His record as mayor is far from sparkling. An ongoing FBI probe into corruption in Tallahassee politics has ensnared some of his formerly close associates and should be a legitimate issue in the gubernatorial race. In the wake of Hurricane Hermine, Gillum clashed with Governor Rick Scott and struggled to coordinate an effort to restore power to the city. One’s competency as an emergency manager is always a crucial issue in statewide elections. But it is Gillum’s politics that should put him beyond the pale: His agenda, taken straight from the Sanders playbook, displays little awareness of what distinguishes the Florida model from less free, less successful states.

He is a dedicated opponent of gun rights who supports a ban on “assault weapons” and measures to crack down on private gun sales. He is no friend of due process, having endorsed proposals to restrict the Second Amendment rights of people who have not been convicted of crimes. He has recommended that localities pass gun restrictions that flout state law. DeSantis is far closer to the typical Florida voter’s position on guns than Gillum, which is to say that DeSantis treats the Second Amendment as if it were part of the Constitution.

On health care, Gillum wants increased government involvement at the federal and state levels. He supports Sanders’s outlandish “Medicare for all” plan and says he would expand Medicaid in Florida. He has floated other ideas to increase state spending on health care.

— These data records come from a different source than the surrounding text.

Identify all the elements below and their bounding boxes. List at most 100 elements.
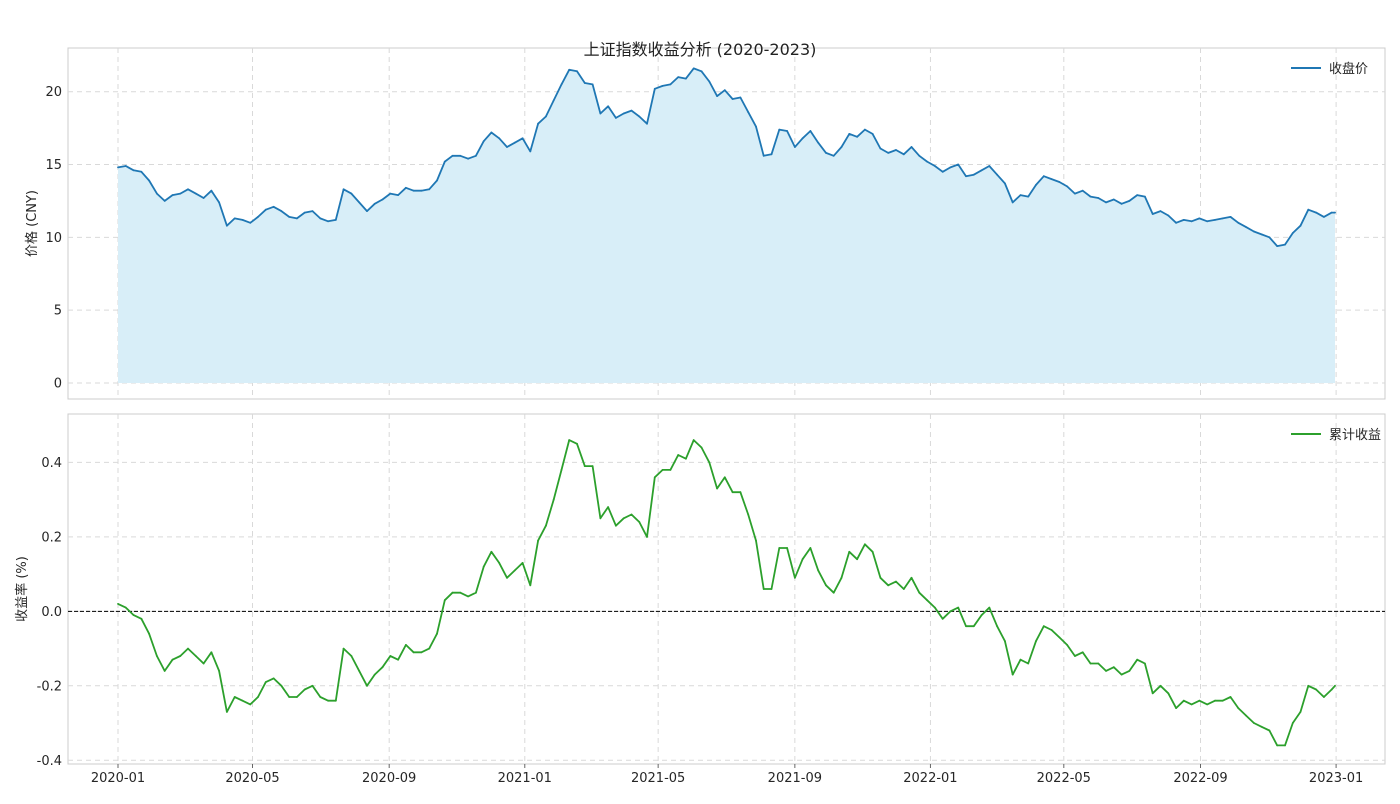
data-point	[965, 625, 967, 628]
data-point	[218, 201, 221, 204]
y-tick-label: 0.0	[41, 605, 62, 620]
data-point	[1167, 214, 1170, 217]
data-point	[918, 154, 921, 157]
data-point	[124, 606, 127, 609]
data-point	[1229, 696, 1232, 698]
data-point	[482, 565, 485, 568]
data-point	[599, 517, 602, 520]
data-point	[1299, 711, 1302, 713]
data-point	[622, 112, 625, 115]
data-point	[545, 115, 547, 118]
data-point	[1291, 232, 1294, 234]
data-point	[988, 606, 991, 609]
data-point	[537, 122, 539, 125]
data-point	[615, 117, 617, 119]
data-point	[1276, 245, 1279, 248]
data-point	[1190, 220, 1193, 223]
data-point	[1128, 200, 1131, 202]
data-point	[350, 655, 353, 657]
data-point	[1151, 692, 1154, 695]
x-tick-label: 2020-01	[91, 771, 145, 786]
data-point	[910, 146, 913, 148]
data-point	[669, 83, 672, 86]
data-point	[498, 137, 501, 140]
data-point	[622, 517, 625, 520]
y-tick-label: 5	[54, 304, 62, 319]
y-tick-label: -0.2	[37, 679, 62, 694]
data-point	[576, 442, 578, 445]
data-point	[972, 625, 975, 628]
data-point	[646, 122, 648, 125]
data-point	[1035, 184, 1037, 186]
y-axis-label: 收益率 (%)	[14, 556, 30, 622]
data-point	[202, 662, 205, 665]
data-point	[296, 217, 298, 220]
data-point	[1081, 651, 1084, 654]
data-point	[887, 152, 890, 154]
data-point	[218, 670, 221, 672]
data-point	[1260, 725, 1263, 728]
data-point	[630, 513, 633, 516]
data-point	[467, 157, 469, 160]
legend-label: 收盘价	[1329, 61, 1368, 77]
data-point	[210, 651, 213, 654]
data-point	[490, 131, 493, 134]
data-point	[428, 647, 431, 650]
data-point	[1151, 213, 1154, 215]
data-point	[1323, 696, 1325, 698]
data-point	[638, 521, 641, 523]
data-point	[140, 617, 143, 620]
x-tick-label: 2020-05	[225, 771, 279, 786]
data-point	[996, 173, 998, 176]
data-point	[731, 491, 734, 494]
data-point	[163, 670, 166, 672]
data-point	[677, 454, 680, 456]
data-point	[755, 125, 757, 128]
data-point	[451, 154, 454, 157]
plot-area-1	[67, 413, 1386, 765]
data-point	[521, 562, 524, 564]
x-tick-label: 2021-05	[631, 771, 685, 786]
data-point	[334, 219, 337, 221]
data-point	[1097, 197, 1100, 199]
data-point	[412, 189, 415, 192]
data-point	[560, 83, 563, 86]
data-point	[233, 217, 236, 220]
data-point	[576, 70, 578, 73]
data-point	[1089, 662, 1092, 665]
data-point	[373, 673, 376, 676]
data-point	[910, 576, 913, 579]
y-tick-label: 0.2	[41, 530, 62, 545]
data-point	[1066, 185, 1068, 188]
data-point	[778, 128, 781, 131]
data-point	[692, 439, 695, 441]
data-point	[1307, 684, 1310, 687]
data-point	[303, 211, 306, 214]
data-point	[1004, 182, 1006, 185]
data-point	[1214, 219, 1216, 221]
data-point	[980, 614, 983, 616]
data-point	[926, 599, 928, 602]
data-point	[1035, 640, 1037, 642]
data-point	[397, 194, 399, 197]
data-point	[545, 524, 547, 527]
data-point	[980, 169, 983, 172]
data-point	[949, 166, 952, 169]
data-point	[708, 80, 711, 83]
data-point	[1058, 181, 1061, 183]
data-point	[685, 77, 687, 80]
data-point	[568, 68, 571, 71]
data-point	[1027, 662, 1030, 665]
data-point	[653, 476, 656, 479]
data-point	[459, 591, 462, 594]
data-point	[615, 524, 617, 527]
data-point	[583, 82, 586, 84]
data-point	[786, 130, 788, 132]
data-point	[1019, 658, 1022, 661]
data-point	[327, 699, 329, 702]
data-point	[1042, 175, 1045, 178]
data-point	[132, 169, 135, 172]
data-point	[794, 146, 796, 148]
data-point	[965, 175, 967, 178]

This may be a clever tack for a politician in the state with the country’s largest geriatric population to take, but it strains credibility. Florida would need to adopt a New York–style tax regime to finance the medical costs of all those New Yorkers retiring to Boca Raton. Regardless, the rest of Gillum’s agenda — a $15 minimum wage, a steep corporate-tax hike — would be enough to dent the state’s thriving economy.

With all of that said, neither DeSantis nor the GOP should get too complacent. The media are taking a keen interest in the race and casting it as the future of American politics: a Trump-supporting populist versus a Sanders-backed social democrat. Increased attention from the national media is always a headwind for the Republican candidate, and this race is no different: Not 24 hours after the primary results, DeSantis was absurdly declared to have resorted to a racist dog whistle (he said we shouldn’t “monkey with” Florida’s success in what was clearly a reference to Gillum’s agenda). Strong support for current Republican governor Rick Scott who is running for Senate may not automatically translate into votes for DeSantis, especially if Democratic donors shift their resources from incumbent Democratic senator Bill Nelson to Gillum.

The race may therefore be a competitive one. But the nomination of a hard-left candidate in Florida — a state that has benefited from sensible conservative reforms for a generation — is a depressing sign of the continued radicalization of the Democratic party, with no end in sight.